Industry: Live Electronics
Hel Audio/Diabolical Records
Various Artists = Green Velvet + Gravy.Tron + Stars of the Lid
Industry: Live Electronics—sequel to 2014’s Industry—brings together 18 artists, representing newcomers and veterans alike, as a means of documenting the SLC electronic and experimental scenes. Hel Audio and Diabolical Records collaborated to produce this live album—with Diabolical providing the venue, and Hel Audio handling recording and distribution. My attention was immediately piqued by the prospect of a live electronic album, an unequaled documentation unfolding before my ears, but since the album was “recorded straight from the mixing board,” the live antics, audience and atmospheric sounds we’ve come to love from live albums like Get Yer Ya-Ya’s Out! by The Rolling Stones and Blink 182’s The Mark, Tom & Travis Show are lost, save for a couple numbers. The choice to value sound quality over organic presentation is one that I feel obligated to question in a live album.

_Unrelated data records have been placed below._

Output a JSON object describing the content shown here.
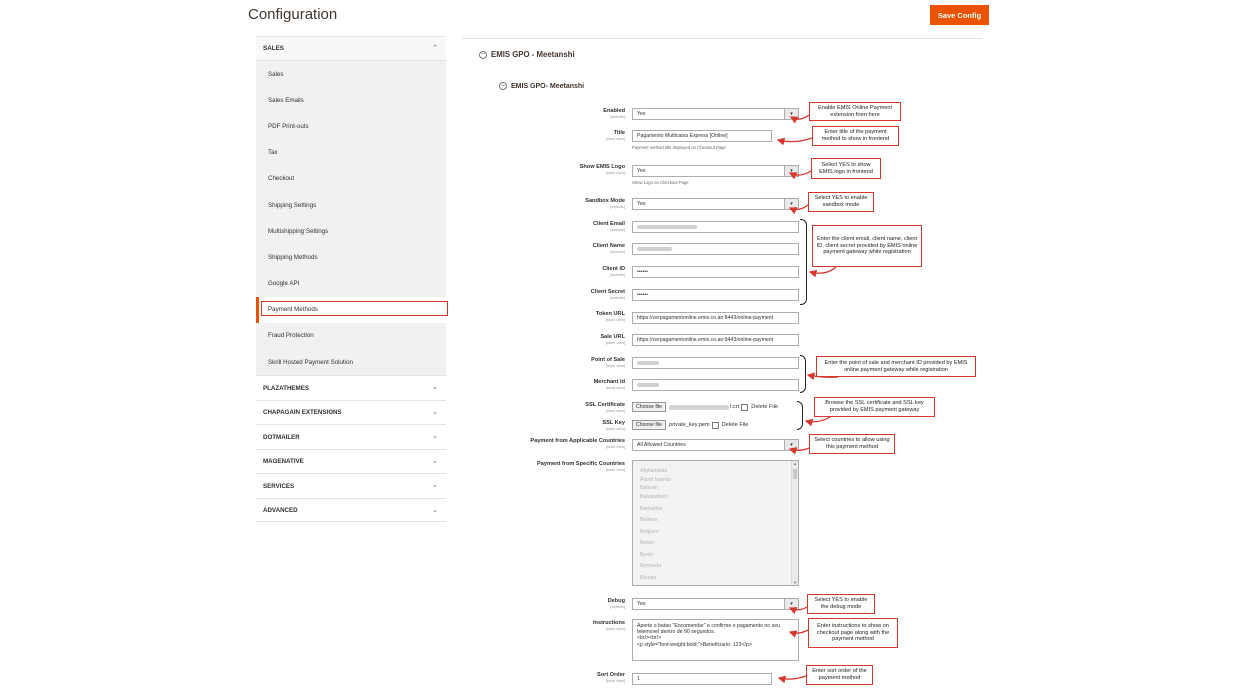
{
  "header": {
    "title": "Configuration",
    "save_label": "Save Config"
  },
  "sidebar": {
    "sales_section": "SALES",
    "sales_items": [
      "Sales",
      "Sales Emails",
      "PDF Print-outs",
      "Tax",
      "Checkout",
      "Shipping Settings",
      "Multishipping Settings",
      "Shipping Methods",
      "Google API",
      "Payment Methods",
      "Fraud Protection",
      "Skrill Hosted Payment Solution"
    ],
    "groups": [
      "PLAZATHEMES",
      "CHAPAGAIN EXTENSIONS",
      "DOTMAILER",
      "MAGENATIVE",
      "SERVICES",
      "ADVANCED"
    ]
  },
  "main": {
    "section_title": "EMIS GPO - Meetanshi",
    "subsection_title": "EMIS GPO- Meetanshi",
    "fields": {
      "enabled": {
        "label": "Enabled",
        "scope": "[website]",
        "value": "Yes"
      },
      "title": {
        "label": "Title",
        "scope": "[store view]",
        "value": "Pagamento Multicaixa Express [Online]",
        "note": "Payment method title displayed on Checkout Page"
      },
      "show_logo": {
        "label": "Show EMIS Logo",
        "scope": "[store view]",
        "value": "Yes",
        "note": "Show Logo on Checkout Page"
      },
      "sandbox": {
        "label": "Sandbox Mode",
        "scope": "[website]",
        "value": "Yes"
      },
      "client_email": {
        "label": "Client Email",
        "scope": "[website]"
      },
      "client_name": {
        "label": "Client Name",
        "scope": "[website]"
      },
      "client_id": {
        "label": "Client ID",
        "scope": "[website]",
        "value": "••••••"
      },
      "client_secret": {
        "label": "Client Secret",
        "scope": "[website]",
        "value": "••••••"
      },
      "token_url": {
        "label": "Token URL",
        "scope": "[store view]",
        "value": "https://cerpagamentonline.emis.co.ao:8443/online-payment"
      },
      "sale_url": {
        "label": "Sale URL",
        "scope": "[store view]",
        "value": "https://cerpagamentonline.emis.co.ao:9443/online-payment"
      },
      "point_of_sale": {
        "label": "Point of Sale",
        "scope": "[store view]"
      },
      "merchant_id": {
        "label": "Merchant Id",
        "scope": "[store view]"
      },
      "ssl_cert": {
        "label": "SSL Certificate",
        "scope": "[store view]",
        "button": "Choose file",
        "file_suffix": "t.crt",
        "delete": "Delete File"
      },
      "ssl_key": {
        "label": "SSL Key",
        "scope": "[store view]",
        "button": "Choose file",
        "file": "private_key.pem",
        "delete": "Delete File"
      },
      "applicable_countries": {
        "label": "Payment from Applicable Countries",
        "scope": "[store view]",
        "value": "All Allowed Countries"
      },
      "specific_countries": {
        "label": "Payment from Specific Countries",
        "scope": "[store view]",
        "options": [
          "Afghanistan",
          "Åland Islands",
          "Bahrain",
          "Bangladesh",
          "Barbados",
          "Belarus",
          "Belgium",
          "Belize",
          "Benin",
          "Bermuda",
          "Bhutan"
        ]
      },
      "debug": {
        "label": "Debug",
        "scope": "[website]",
        "value": "Yes"
      },
      "instructions": {
        "label": "Instructions",
        "scope": "[store view]",
        "value": "Aperte o batao \"Encomendar\" e confirme o pagamento no seu telemovel dentro de 90 segundos.\n<br/><br/>\n<p style=\"font-weight:bold;\">Beneficiario: 123</p>"
      },
      "sort_order": {
        "label": "Sort Order",
        "scope": "[store view]",
        "value": "1"
      }
    }
  },
  "callouts": {
    "enabled": "Enable EMIS Online Payment extension from here",
    "title": "Enter title of the payment method to show in frontend",
    "logo": "Select YES to show EMIS logo in frontend",
    "sandbox": "Select YES to enable sandbox mode",
    "client": "Enter the client email, client name, client ID, client secret provided by EMIS online payment gateway while registration",
    "pos": "Enter the point of sale and merchant ID provided by EMIS online payment gateway while registration",
    "ssl": "Browse the SSL certificate and SSL key provided by EMIS payment gateway",
    "countries": "Select countries to allow using this payment method",
    "debug": "Select YES to enable the debug mode",
    "instructions": "Enter instructions to show on checkout page along with the payment method",
    "sort": "Enter sort order of the payment method"
  },
  "colors": {
    "accent": "#eb5202",
    "callout_border": "#d6382e"
  }
}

The above criticism aside, when the Hel Audio gang gets together, dark, grooving, idiosyncratic sounds are born, and I’m for it. Industry: Live Electronics opens with “Reptilian Software” by RS2090—a fairly polite song concerned, mainly, with maintaining a level of comfort in its glitches, throbbing beat and space-warp sounds; it does not peak, nor does it feel obligated to. Tracerpop’s “Transit”—working much within the same sonic spectrum as its predecessor—perfectly encapsulates a dancy, hat-and snare-driven pulsation. “Ride,” by UTA Trax, has a slightly unhinged sound rocking—think a creaking rocking chair—over a hypnotic, fun and fast-paced chord progression. The succession of Big Club’s “Bandana On,” Angel Magic’s “Not in Love II” and Witch1990’s “Hong Kong Acclamation” represent my favorite section of the compilation—a little noisy, a little experimental, wholly captivating. The album closes with “Untitled” by Braeyden Jae, which represents, rather neatly, his particular brand of wind and ambient washes—it also contains the harshest noise on the album.
And let me clue you in on some Wizard of Oz / Dark Side of the Moon secrets here: Try listening to this album while watching 1940s The Devil Bat, starring the eternal Bela Lugosi; Ed Wood’s 1959, infamous classic, Night of the Ghouls; or 1961’s The Beast of Yucca Flats on mute. You’re bound to see something peculiar.
Industry: Live Electronics may be a bit too much fun for a neo-goth dance party, but hell!